How not to respond to Paul Manafort's criminal indictment

Republican presidential candidate Donald Trump's campaign chair and convention manager Paul Manafort departs a press conference at the Republican Convention in Cleveland, July 19, 2016. (Photo by Carlo Allegri/Reuters)
Republican presidential candidate Donald Trump's campaign chair and convention manager Paul Manafort departs a press conference at the Republican Convention in Cleveland, July 19, 2016.

Corey Lewandowski, who helped lead Donald Trump's presidential campaign before Paul Manafort did, appeared on Fox Business Network this morning to talk about Manafort's criminal indictment. In the process, Lewandowski presented a new talking point: let's blame the FBI.

"If the public reports are true, and there was a time where Paul Manafort was under a FISA warrant before coming to the Trump campaign, why is it the FBI never reached out to me as the campaign manager, never reached out to Donald Trump, and said: 'Look, you might want to pause for a second and take a look before you bring this guy on board as a volunteer to hunt delegates to you,'" Lewandowski argued.

I see. So, it's not Trump World's fault they hired a suspected criminal to lead Trump's political operation; it's federal law enforcement's fault for not discouraging Trump World.

Given what we know about this presidency, the argument isn't exactly compelling. Team Trump knew Michael Flynn was under investigation, for example, but the president made him White House National Security Advisor anyway.
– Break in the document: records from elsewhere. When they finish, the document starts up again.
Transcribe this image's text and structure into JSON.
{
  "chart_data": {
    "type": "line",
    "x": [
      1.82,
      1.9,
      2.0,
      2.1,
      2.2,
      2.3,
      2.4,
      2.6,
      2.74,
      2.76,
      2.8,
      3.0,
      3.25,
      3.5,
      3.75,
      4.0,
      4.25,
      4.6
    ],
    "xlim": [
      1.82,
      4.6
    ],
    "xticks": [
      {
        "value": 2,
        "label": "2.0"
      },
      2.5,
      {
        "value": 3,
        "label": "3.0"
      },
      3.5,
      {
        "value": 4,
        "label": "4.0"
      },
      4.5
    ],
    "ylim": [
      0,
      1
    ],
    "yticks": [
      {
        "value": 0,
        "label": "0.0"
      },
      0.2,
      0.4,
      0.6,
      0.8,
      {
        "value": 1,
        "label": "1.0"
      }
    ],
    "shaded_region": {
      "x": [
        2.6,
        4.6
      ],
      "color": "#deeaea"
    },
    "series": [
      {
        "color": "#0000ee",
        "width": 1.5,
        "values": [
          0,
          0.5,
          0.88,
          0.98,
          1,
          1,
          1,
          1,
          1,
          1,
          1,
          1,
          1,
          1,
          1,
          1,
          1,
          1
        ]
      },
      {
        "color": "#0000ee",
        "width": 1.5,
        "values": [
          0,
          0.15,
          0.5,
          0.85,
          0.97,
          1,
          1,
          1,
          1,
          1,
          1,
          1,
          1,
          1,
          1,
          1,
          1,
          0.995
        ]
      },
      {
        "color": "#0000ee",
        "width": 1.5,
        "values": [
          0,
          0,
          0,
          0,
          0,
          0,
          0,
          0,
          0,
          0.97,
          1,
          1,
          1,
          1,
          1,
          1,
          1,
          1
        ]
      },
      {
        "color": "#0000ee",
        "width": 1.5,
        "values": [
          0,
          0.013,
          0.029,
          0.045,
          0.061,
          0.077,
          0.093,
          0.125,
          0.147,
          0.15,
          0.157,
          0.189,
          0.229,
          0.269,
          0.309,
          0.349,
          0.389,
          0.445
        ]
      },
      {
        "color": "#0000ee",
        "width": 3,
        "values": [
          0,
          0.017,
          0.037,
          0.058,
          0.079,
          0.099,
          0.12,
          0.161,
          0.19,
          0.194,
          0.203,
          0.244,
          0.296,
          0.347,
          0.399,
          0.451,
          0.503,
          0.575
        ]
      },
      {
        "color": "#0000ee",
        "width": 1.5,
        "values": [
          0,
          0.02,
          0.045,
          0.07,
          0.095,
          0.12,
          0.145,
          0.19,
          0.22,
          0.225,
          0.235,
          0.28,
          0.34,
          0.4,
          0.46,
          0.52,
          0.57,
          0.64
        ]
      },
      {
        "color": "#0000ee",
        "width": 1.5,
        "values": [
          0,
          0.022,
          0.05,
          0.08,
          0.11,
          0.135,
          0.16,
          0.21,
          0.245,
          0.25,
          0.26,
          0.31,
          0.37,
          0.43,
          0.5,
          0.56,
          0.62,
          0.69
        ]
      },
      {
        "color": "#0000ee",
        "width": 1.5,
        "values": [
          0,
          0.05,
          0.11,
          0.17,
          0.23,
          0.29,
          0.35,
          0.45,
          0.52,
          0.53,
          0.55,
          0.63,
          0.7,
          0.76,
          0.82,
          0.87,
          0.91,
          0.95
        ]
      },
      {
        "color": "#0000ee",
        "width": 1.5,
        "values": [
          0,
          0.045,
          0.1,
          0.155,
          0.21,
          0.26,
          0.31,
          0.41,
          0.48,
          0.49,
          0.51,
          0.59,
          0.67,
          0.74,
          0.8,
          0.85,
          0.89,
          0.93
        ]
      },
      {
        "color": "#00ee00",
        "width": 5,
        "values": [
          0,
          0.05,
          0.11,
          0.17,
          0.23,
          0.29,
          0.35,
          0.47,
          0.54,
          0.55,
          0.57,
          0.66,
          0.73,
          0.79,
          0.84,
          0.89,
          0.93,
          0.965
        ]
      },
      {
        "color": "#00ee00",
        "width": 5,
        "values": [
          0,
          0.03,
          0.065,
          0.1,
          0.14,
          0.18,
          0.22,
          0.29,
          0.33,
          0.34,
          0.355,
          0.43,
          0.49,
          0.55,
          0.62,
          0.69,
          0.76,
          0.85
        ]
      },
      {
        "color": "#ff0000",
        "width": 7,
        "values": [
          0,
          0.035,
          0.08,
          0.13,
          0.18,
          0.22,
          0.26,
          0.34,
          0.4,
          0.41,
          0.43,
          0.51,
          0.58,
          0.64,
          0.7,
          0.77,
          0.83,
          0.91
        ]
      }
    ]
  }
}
But even putting that aside, Trump World is also responding to the charges against Manafort with related unpersuasive arguments.

This was echoed by another source close to the White House, who told CNN that Manafort and Gates' behavior has little to do with the Trump campaign or the Russia investigation."These guys were bad guys when they started, they were bad guys when they left," the source said, adding, "It has nothing to do with any relationship to Russia."

This is one of those defenses that doesn't exactly come across as a defense.

The line makes it sound as if Trump hired "bad guys" to run his political operation, which may be true, but it's the sort of thing we'd expect the president's critics, not his allies, to emphasize.

I suppose the obvious follow-up question is, if "these guys were bad guys when they started," why exactly did Trump put them in charge?